Unify/Align Wizard and Robot versions

[joncamp]

• Move Servos to Teensy, adjust power delivery for servos
• Remove Auto pHat
• Fix ROS2 nodes to point to teensy as appropriate

[joncamp]

Currently the robotic version consists of three main components:

• Nvidia Xavier NX Developper Kit
• PRJC Teensy 4.1 Development Board
• SparkFun Auto pHAT

The Xavier serves as the computational core. It runs a version of Ubuntu provided by Nvidia. This version of Ubuntu may or may not be compatible with the desired version of ROS2 (currently Foxy), so we utilize a docker container to host the requisite versions of components to satisfy the ROS2 requirements. This abstraction prevents version conflicts at the base hardware level.

The Xavier is connected to the Auto pHAT via the 40-pin Raspberry Pi style connector. The Auto pHAT has many functions, but at this time the only function being used is the servo controller. The servo for steering is connected to channel 0, while the breaking servos are connected to channels 1 and 2. The code uses the ROS2 Qwiic Servo library for connecting to the servos and cmdvel_to_servo to translate _cmdvel messages into servo movements. Note: On the Xavier the I2C bus which is used for the 40-pin connector is connected to I2C bus 8, whereas on the Nano it is I2C bus 1. Code may have to be updated to handle connecting to the different bus.

The Teensy is connected via USB to the Xavier and runs micro-ROS. The xavier runs an agent which listens over serial over USB, and the Teensy is running microros.ino to connect to the various downstream components. The micro-ROS code on the teensy listens for _cmdvel, /microROS/haptic, _/microROS/hapticamplitude and _/microROS/hapticduration messages. It publishes /microROS/heartbeat, /microROS/torque, _/microROS/odometryleft and _/microROS/odometryright messages. The current robotic version does not have any of the RCVR. Thumbstick, or servo connections. All other connections are as shown.

[joncamp]

The Wizard version of Glide features a Teensy as noted above running serial-test.ino. This version also utilizes a remote-control receiver and has the teensy controlling the servos.

[joncamp]

As noted above - the tasks for aligning the two platforms are as follows on the robotic version:

1. Move Servos to Teensy, adjust power delivery for servos
2. Remove Auto pHat
3. Connect the RC receiver to the teensy
4. Update Teensy micro-ROS Firmware
5. Remove Qwiic node and cmdvel_to_servo
6. Handle remote control as needed
7. Add a USB3 powered hub to connect all USB devices (ie: Teensy, Realsense) to the compute device

Steps (1), (2) and (3) are just wiring adjustments.

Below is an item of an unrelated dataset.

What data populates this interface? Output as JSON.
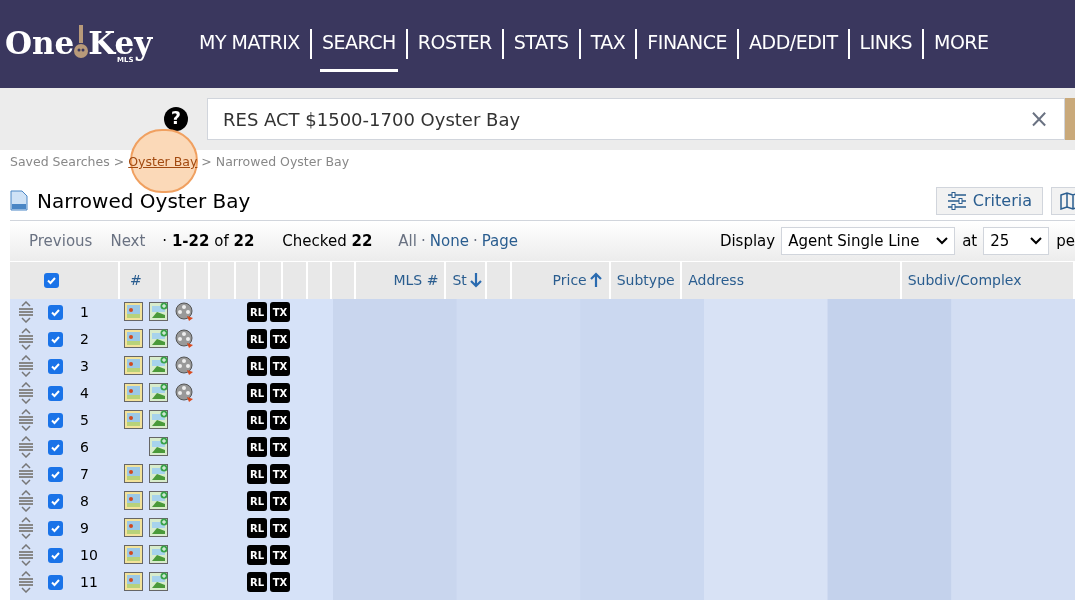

Step (4) will involve updating the code which listens to _cmdvel to control the servos based on the signals received. Since we only receive linear values in the x dimension those get mapped to the breaking servos, and we only receive steering values in the z dimension. The steering and breaking may need to be tuned to get the expected behavior.

It is also important to ensure that, depending on how we implement step (6), the system should be able to function regardless of whether a computational device is connected via USB and communicating as a micro-ROS agent.

Step (5) is partially complete in the dev2_1 branch. A basic follow-up to ensure there are no errant unused nodes is necessary.

Step (6) will require a basic design discussion. One approach is to have a hard switch to allow the teensy to switch from robotic control to pure wizard control. Another option is to have it as an override (ie: if button on controller is pressed then it will override whatever the navigation system is doing. The downside with both of these options is that the ROS2 stack doesn't know what is going on with the remote control. Another alternative is to use a _cmdvel mux setup such that the remote control will publish through the ros2 system (perhaps as a teleop_twist_joy) and then get multiplexed together with the motion requests from NAV2. The benefit is that the remote control information gets propagated through the ROS2 stack, which is more consistent with how other robotic systems operate.

Step (7) again is a simple wiring step. It allows a single USB cable to provide connectivity from the computational device to all of the devices on the Glide.

Once steps 1-7 are complete we should be able to use either the on-board Xavier or another computing device (perhaps a laptop). The same firmware can also be used on both the robotic and wizard versions of the Glide (since they are now effectively the same).